10 Ways To Purge Myself Of You
(1) WATCH cat videos on Youtube. Everyone loves cats and, most importantly, cats are safe. Cats will not hurt you. Sometimes they will leave you to chase after something more interesting than your whining, but that’s okay. You’re used to people leaving you anyway.
(2) TAKE a bath. Go all the way: throw in your bubbles, your cologne, your bath salts. Light candles, put on Adele. You know, the works. And as you submerge in the bathtub, just remember how much time and effort it took to draw this bath but that it will soon be over. No one spends their entire life in a bathtub. We all dry ourselves at the end, blow out the candles, and turn off our iPod. There is no forever.
(3) LEARN a new hobby. Write poetry, sing a song, knit a sweater, cook spaghetti, download an app to teach you German. You would busy your mind for a few hours until you realize the poem you wrote was about him, the song you sang was in his voice, the sweater you knit was in his size, the spaghetti you cooked was to his taste, and the only reason you learned German was so you could tell him “I love you” in as many languages as possible.
(4) SMOKE one more cigarette. You’re trying to quit and you’re way past your daily quota, but you don’t care. You know cigarettes will kill you but you figure that that would be less painful. Dangerous for your health: Sometimes, cigarettes. Sometimes, him.
(5) BANG your head on the steering wheel. Turn on the ignition and just drive. Drive towards the sunset. Drive under the starless night. Drive through the city filled with couples holding hands. Drive through spotlights and flashing billboards and prostitutes. Drive with no destination, no goal, no journey.
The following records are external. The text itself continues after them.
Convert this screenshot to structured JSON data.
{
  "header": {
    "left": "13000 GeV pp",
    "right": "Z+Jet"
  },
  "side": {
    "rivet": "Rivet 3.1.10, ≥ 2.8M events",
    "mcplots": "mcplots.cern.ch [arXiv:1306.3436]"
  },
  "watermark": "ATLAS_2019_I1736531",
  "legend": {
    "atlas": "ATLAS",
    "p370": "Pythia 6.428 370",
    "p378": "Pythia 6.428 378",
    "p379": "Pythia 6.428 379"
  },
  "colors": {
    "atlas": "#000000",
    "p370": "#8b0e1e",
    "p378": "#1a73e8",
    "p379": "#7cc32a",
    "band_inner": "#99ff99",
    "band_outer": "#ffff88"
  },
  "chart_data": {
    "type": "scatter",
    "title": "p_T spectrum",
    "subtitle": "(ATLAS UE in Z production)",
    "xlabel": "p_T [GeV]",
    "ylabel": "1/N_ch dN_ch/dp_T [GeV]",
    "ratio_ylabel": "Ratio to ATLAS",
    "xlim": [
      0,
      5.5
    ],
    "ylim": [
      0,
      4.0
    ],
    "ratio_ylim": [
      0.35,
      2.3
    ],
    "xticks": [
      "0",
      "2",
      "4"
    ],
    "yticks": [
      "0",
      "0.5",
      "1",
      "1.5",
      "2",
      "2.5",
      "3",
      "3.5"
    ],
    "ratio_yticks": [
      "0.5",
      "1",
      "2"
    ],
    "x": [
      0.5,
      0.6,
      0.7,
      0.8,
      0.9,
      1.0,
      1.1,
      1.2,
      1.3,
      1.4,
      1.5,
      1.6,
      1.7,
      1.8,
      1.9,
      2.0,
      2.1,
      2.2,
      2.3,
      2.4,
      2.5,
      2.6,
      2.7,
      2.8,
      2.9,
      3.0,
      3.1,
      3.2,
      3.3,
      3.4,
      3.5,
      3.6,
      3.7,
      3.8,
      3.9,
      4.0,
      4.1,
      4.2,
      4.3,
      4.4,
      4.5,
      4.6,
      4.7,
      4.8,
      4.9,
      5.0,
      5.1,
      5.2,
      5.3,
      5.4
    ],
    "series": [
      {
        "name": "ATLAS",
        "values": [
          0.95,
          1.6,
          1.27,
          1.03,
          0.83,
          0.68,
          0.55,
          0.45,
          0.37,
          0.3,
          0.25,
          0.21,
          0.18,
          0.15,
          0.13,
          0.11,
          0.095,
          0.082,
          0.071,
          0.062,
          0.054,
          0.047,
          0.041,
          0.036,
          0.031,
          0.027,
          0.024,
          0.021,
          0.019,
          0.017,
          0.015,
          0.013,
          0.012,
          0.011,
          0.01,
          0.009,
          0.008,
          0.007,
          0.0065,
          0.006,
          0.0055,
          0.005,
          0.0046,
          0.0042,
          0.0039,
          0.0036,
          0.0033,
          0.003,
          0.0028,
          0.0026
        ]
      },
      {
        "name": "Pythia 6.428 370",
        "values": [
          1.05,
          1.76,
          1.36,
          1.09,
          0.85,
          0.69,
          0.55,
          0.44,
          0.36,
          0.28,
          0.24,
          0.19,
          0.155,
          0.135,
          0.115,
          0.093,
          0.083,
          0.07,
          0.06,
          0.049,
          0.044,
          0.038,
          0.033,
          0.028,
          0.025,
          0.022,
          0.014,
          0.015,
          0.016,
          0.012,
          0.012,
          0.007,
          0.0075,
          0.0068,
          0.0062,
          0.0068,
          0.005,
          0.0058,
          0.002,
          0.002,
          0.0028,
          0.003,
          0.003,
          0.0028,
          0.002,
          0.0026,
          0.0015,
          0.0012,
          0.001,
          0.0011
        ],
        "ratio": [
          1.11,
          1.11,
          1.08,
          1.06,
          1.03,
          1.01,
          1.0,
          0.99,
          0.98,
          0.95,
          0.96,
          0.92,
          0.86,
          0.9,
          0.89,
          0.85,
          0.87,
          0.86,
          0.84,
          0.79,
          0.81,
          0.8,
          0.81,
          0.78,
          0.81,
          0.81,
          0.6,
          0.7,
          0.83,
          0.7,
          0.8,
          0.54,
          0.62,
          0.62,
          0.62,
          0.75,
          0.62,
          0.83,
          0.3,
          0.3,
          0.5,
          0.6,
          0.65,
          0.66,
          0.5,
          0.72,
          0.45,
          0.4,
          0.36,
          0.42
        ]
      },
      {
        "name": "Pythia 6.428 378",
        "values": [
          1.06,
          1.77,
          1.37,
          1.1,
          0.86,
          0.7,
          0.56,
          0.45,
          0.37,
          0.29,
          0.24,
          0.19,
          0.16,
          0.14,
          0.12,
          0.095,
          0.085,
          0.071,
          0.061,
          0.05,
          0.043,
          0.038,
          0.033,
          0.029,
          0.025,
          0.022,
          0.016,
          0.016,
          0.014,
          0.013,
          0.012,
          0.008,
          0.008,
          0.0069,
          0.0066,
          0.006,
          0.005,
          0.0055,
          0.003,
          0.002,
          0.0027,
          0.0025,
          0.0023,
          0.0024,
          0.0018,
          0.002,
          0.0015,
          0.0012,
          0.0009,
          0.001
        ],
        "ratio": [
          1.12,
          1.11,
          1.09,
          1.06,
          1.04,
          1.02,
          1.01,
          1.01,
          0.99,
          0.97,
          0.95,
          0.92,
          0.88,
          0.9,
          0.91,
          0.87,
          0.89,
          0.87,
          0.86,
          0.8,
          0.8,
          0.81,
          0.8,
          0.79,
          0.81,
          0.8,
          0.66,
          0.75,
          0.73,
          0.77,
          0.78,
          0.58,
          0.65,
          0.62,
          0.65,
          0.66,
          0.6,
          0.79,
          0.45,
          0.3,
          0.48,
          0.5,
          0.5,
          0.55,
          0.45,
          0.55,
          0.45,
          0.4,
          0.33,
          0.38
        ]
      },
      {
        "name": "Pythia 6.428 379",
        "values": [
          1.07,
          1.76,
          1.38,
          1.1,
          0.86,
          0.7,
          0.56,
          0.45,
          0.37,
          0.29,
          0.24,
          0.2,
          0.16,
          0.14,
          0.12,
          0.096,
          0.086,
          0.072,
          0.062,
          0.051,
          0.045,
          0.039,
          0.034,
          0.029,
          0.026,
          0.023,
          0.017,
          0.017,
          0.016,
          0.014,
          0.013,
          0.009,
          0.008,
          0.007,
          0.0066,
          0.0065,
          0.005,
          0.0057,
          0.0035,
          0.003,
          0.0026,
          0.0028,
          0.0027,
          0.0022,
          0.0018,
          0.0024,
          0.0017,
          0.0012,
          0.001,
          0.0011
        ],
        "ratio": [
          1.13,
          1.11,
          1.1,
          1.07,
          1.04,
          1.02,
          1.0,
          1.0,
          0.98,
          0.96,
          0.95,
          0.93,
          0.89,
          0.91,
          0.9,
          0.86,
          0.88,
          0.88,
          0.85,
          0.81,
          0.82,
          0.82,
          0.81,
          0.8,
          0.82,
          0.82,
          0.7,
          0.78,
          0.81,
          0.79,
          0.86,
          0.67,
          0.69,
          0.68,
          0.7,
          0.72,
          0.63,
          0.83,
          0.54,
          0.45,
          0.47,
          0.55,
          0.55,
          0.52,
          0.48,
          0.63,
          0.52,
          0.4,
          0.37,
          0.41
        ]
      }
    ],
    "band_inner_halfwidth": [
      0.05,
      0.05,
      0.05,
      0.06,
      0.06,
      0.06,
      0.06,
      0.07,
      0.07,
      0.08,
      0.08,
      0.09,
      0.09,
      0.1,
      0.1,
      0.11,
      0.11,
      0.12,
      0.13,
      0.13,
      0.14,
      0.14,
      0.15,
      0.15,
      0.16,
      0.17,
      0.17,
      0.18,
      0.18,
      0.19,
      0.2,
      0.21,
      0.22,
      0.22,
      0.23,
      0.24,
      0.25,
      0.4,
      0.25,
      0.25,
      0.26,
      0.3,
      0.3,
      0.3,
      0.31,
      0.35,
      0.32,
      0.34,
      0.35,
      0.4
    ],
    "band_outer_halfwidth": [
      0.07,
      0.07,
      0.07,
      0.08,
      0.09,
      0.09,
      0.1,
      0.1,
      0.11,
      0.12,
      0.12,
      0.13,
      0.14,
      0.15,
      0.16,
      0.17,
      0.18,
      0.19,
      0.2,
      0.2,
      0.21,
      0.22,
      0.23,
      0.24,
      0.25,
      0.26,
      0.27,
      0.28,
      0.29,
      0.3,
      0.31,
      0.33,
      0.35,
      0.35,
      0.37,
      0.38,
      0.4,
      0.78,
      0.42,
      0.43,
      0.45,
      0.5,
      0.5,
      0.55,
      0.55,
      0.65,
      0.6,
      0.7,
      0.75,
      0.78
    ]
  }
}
You figure that if you can’t find yourself, maybe you can lose yourself.
(6) HANG-OUT with your friends. Annoy them. Bother them. Rant about all your problems. You’re still lonely, but at least you won’t be alone. Someone can call 911 if you decide to overdose.
(7) GO to a rave. Even if you’ve never been to one before. Especially if you’ve never been to one before. Don’t dance, just stand straight in the middle and feel how the people bump and throw themselves against you. Feel the chaos, the madness. Be the insane pretending to be sane in a techno-punk madhouse.
(8) STOP listening to love songs. Specifically, stop listening to songs that he sang to you. Fuck Adam Levine, what does he know about love? Deactivate your Spotify account, delete your iTunes playlist, and start anew. Maybe start with songs from Sesame Street. They never hurt anyone.
(9) GATHER all the things that remind you of him. Things he touched, things he slept on, things you made love on. Gather them all in your living room and get ready to burn them but stop at the last minute. You realize that if you burn everything that has his memory on it, you would burn everything you own. Including yourself.
(10) LIE down in bed at three o’clock in the morning, at four o’clock in the morning, at five o’clock in the morning, counting the spiderwebs in your ceiling, counting the times your fan rotates per minute, counting the number of cars that pass by. You will be able to sleep soon. Your pillow won’t be soaked in sweat and tears anymore. You will be able to smile again and mean it. Right?